Dan bagaimana semua itu terjadi?
Pertanyaan-pertanyaan itu mengarungi benaknya layaknya setiap ujung pedang yang ditancapkan ke dalam otaknya, membuatnya sakit luar biasa.
Sambil mengontrol emosinya, Julie pun berdiri dari duduknya dengan murka. “Aku tidak akan mendengar Anda menjelek-jelekkan ayahku seperti itu. Good day to you, Mrs. Stanford.”
“Julie, tunggu!” panggil wanita itu sembari mengejar Julie ke depan teras. “Pikirkan kembali baik-baik. Ayahmu bisa saja telah menghubungi suamiku jauh sebelum kecelakaan itu dan memerasnya dulu agar suamiku melakukan apapun yang ia minta. Dan ketika ia tahu bahwa Billy berada di coast bridge—”
“Mrs. Stanford, aku tidak ingin mengatakan ini, tetapi kebohonganmu tidak akan membuatku berpaling kepada ayahku begitu saja,” balas Julie murka. “Apa kau mencoba mengatakan bahwa ayahku merencanakan kecelakaan tersebut? Karena ia tahu kalau Billy dan Owen akan secara random pergi ke coast bridge waktu itu, ia pun meminta seorang pengantar batu bara melewati tempat itu setelah habis meminum alkohol, agar... apa? Agar ia bisa menabrak salah satu dari mereka? Owen adalah putra ayahku, oke? Tidak mungkin ayahku mengorbankan Owen begitu saja hanya untuk memberi pelajaran untuk Billy Easton!”

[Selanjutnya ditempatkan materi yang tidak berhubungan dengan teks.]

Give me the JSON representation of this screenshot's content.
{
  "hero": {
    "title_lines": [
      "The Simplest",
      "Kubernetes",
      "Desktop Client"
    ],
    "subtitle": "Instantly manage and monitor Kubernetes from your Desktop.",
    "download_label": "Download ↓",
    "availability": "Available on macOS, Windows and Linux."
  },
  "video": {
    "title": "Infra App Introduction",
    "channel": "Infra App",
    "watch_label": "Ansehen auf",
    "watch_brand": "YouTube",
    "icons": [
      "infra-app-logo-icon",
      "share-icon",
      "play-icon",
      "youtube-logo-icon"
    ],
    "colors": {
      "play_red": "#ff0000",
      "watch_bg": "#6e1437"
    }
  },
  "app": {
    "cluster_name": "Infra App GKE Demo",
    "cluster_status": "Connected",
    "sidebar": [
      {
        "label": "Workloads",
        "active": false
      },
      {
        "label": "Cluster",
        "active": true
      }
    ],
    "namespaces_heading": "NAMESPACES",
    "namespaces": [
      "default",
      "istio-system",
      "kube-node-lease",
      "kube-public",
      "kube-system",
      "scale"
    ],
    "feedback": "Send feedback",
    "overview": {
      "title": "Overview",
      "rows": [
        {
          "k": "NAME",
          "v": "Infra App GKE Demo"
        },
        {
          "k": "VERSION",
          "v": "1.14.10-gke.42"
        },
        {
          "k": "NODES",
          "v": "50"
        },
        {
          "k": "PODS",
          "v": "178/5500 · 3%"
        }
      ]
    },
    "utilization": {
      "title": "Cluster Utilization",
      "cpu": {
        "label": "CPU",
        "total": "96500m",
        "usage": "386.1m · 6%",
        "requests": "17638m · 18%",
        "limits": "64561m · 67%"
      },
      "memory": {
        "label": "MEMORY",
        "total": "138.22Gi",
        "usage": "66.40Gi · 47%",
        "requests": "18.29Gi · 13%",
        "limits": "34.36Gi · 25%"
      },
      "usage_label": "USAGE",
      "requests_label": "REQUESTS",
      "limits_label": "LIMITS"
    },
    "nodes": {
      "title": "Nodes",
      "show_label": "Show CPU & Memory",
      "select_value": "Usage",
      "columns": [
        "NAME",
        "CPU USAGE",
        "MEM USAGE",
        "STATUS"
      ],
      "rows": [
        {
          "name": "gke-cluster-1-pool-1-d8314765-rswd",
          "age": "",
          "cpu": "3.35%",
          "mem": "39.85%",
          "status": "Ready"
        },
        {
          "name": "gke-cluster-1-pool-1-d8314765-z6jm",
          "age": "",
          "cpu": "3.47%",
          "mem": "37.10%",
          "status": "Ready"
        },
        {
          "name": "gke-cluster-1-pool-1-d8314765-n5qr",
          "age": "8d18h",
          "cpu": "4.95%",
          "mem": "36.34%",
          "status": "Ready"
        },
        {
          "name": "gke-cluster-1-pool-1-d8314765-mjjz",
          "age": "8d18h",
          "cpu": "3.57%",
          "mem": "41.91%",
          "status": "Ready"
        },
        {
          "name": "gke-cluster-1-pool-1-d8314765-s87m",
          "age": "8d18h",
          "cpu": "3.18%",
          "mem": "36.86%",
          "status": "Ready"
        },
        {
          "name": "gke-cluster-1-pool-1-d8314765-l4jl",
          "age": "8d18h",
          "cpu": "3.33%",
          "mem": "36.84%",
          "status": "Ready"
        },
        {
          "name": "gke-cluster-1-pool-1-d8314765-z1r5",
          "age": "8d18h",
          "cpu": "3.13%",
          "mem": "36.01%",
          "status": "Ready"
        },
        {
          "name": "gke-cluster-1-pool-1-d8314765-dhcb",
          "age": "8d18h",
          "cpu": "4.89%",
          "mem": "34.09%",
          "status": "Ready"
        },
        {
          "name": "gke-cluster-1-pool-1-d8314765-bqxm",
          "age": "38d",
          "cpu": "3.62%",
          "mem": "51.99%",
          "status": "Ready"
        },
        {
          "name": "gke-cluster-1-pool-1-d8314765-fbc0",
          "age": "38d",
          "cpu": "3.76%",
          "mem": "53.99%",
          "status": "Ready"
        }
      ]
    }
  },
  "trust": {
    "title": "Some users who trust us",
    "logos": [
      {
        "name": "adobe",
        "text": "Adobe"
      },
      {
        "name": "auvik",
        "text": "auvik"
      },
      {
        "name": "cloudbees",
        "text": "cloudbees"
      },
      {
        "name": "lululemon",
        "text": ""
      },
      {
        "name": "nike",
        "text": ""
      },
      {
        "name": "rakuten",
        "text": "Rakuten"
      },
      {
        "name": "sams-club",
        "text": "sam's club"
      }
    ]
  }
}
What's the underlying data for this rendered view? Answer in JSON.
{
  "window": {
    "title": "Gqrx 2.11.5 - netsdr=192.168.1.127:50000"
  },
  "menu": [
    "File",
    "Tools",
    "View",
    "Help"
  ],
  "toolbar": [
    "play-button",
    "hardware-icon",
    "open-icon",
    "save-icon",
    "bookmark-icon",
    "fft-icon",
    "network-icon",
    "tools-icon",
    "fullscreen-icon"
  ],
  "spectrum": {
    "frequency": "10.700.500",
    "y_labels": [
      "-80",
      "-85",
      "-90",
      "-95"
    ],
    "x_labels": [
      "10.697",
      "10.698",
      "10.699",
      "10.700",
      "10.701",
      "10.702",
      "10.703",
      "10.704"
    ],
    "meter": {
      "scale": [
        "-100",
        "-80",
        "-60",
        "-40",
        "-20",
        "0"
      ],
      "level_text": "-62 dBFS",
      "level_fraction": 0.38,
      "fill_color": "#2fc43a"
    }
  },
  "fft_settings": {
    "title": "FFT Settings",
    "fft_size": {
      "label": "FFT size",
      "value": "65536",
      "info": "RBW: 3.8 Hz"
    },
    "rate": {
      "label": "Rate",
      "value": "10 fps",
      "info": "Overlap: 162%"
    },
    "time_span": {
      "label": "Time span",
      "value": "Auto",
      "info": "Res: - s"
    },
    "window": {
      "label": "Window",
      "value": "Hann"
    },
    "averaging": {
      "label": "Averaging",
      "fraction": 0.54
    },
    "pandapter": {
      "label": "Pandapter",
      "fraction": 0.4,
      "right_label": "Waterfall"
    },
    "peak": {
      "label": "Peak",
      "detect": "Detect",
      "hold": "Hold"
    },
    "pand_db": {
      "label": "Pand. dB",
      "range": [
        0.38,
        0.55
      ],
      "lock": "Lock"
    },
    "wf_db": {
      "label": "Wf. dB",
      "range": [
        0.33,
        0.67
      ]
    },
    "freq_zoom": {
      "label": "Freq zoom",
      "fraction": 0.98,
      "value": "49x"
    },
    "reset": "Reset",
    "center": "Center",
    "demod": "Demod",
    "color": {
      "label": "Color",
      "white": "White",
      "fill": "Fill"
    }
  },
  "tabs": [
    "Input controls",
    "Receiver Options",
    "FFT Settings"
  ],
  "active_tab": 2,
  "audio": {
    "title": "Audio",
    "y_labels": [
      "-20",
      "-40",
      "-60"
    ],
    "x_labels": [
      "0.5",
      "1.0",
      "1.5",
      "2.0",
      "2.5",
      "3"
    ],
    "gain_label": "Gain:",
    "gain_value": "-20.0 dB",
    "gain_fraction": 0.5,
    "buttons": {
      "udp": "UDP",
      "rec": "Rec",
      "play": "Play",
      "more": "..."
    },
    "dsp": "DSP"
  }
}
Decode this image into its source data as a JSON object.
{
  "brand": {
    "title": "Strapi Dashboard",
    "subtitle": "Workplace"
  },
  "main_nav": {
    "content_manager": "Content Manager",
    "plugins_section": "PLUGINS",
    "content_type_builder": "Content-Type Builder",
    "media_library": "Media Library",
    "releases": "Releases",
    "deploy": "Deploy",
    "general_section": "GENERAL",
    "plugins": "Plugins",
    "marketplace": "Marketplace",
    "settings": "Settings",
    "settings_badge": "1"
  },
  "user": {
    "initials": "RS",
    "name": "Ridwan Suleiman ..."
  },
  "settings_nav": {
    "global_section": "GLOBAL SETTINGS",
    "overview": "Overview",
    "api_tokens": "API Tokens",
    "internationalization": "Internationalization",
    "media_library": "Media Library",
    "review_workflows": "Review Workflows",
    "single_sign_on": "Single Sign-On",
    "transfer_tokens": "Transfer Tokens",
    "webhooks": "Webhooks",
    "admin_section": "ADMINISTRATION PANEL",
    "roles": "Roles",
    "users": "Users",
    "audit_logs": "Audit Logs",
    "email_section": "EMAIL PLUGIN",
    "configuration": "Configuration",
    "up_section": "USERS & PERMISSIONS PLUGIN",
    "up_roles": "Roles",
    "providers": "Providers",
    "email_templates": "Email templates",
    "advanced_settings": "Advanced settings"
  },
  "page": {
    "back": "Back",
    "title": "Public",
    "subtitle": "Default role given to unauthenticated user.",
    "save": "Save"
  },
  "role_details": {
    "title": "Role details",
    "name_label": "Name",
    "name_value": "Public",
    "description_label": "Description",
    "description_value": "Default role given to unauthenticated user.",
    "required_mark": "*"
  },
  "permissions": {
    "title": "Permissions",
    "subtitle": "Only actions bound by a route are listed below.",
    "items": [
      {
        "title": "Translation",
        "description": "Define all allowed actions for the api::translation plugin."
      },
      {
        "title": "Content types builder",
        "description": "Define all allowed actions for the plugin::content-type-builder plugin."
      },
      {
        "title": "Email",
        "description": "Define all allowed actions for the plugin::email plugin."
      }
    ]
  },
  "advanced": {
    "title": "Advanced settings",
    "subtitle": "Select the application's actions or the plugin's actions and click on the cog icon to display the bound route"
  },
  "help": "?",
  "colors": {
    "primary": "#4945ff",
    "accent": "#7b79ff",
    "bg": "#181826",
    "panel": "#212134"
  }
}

Mrs. Stanford memberinya pandangan khawatir. “Aku akan membiarkanmu mempercayai apa yang ingin kau percayai. Tapi aku hanya ingin menyampaikan pikiranku padamu, dan aku tidak berbohong. Not on my husband’s grave.” Mrs. Stanford terdiam memandanginya sejenak. “Terkadang, orang terdekat dengan kita adalah orang yang paling harus kita jauhi, Julie.”
“Ayahku bukan monster,” ucap Julie tegas.
Tetapi Julie merasa kepalan tangannya bergetar, dan jantungnya berdetak makin cepat seiring pikirannya yang kembali kusut.
Inilah kenapa Mrs. Stanford tidak ingin Ben Easton datang bersama dirinya.
Jangankan Ben.
Julie saja belum siap dengan semua ini. Sama sekali tidak.
x-x-x
Kembali ke rumahnya dengan kegelisahan luar biasa berkat pembicaraannya dengan Mrs. Stanford tadi, Julie cepat-cepat memarkirkan mobilnya di depan rumah dan kemudian segera turun untuk berlari masuk ke dalam rumahnya.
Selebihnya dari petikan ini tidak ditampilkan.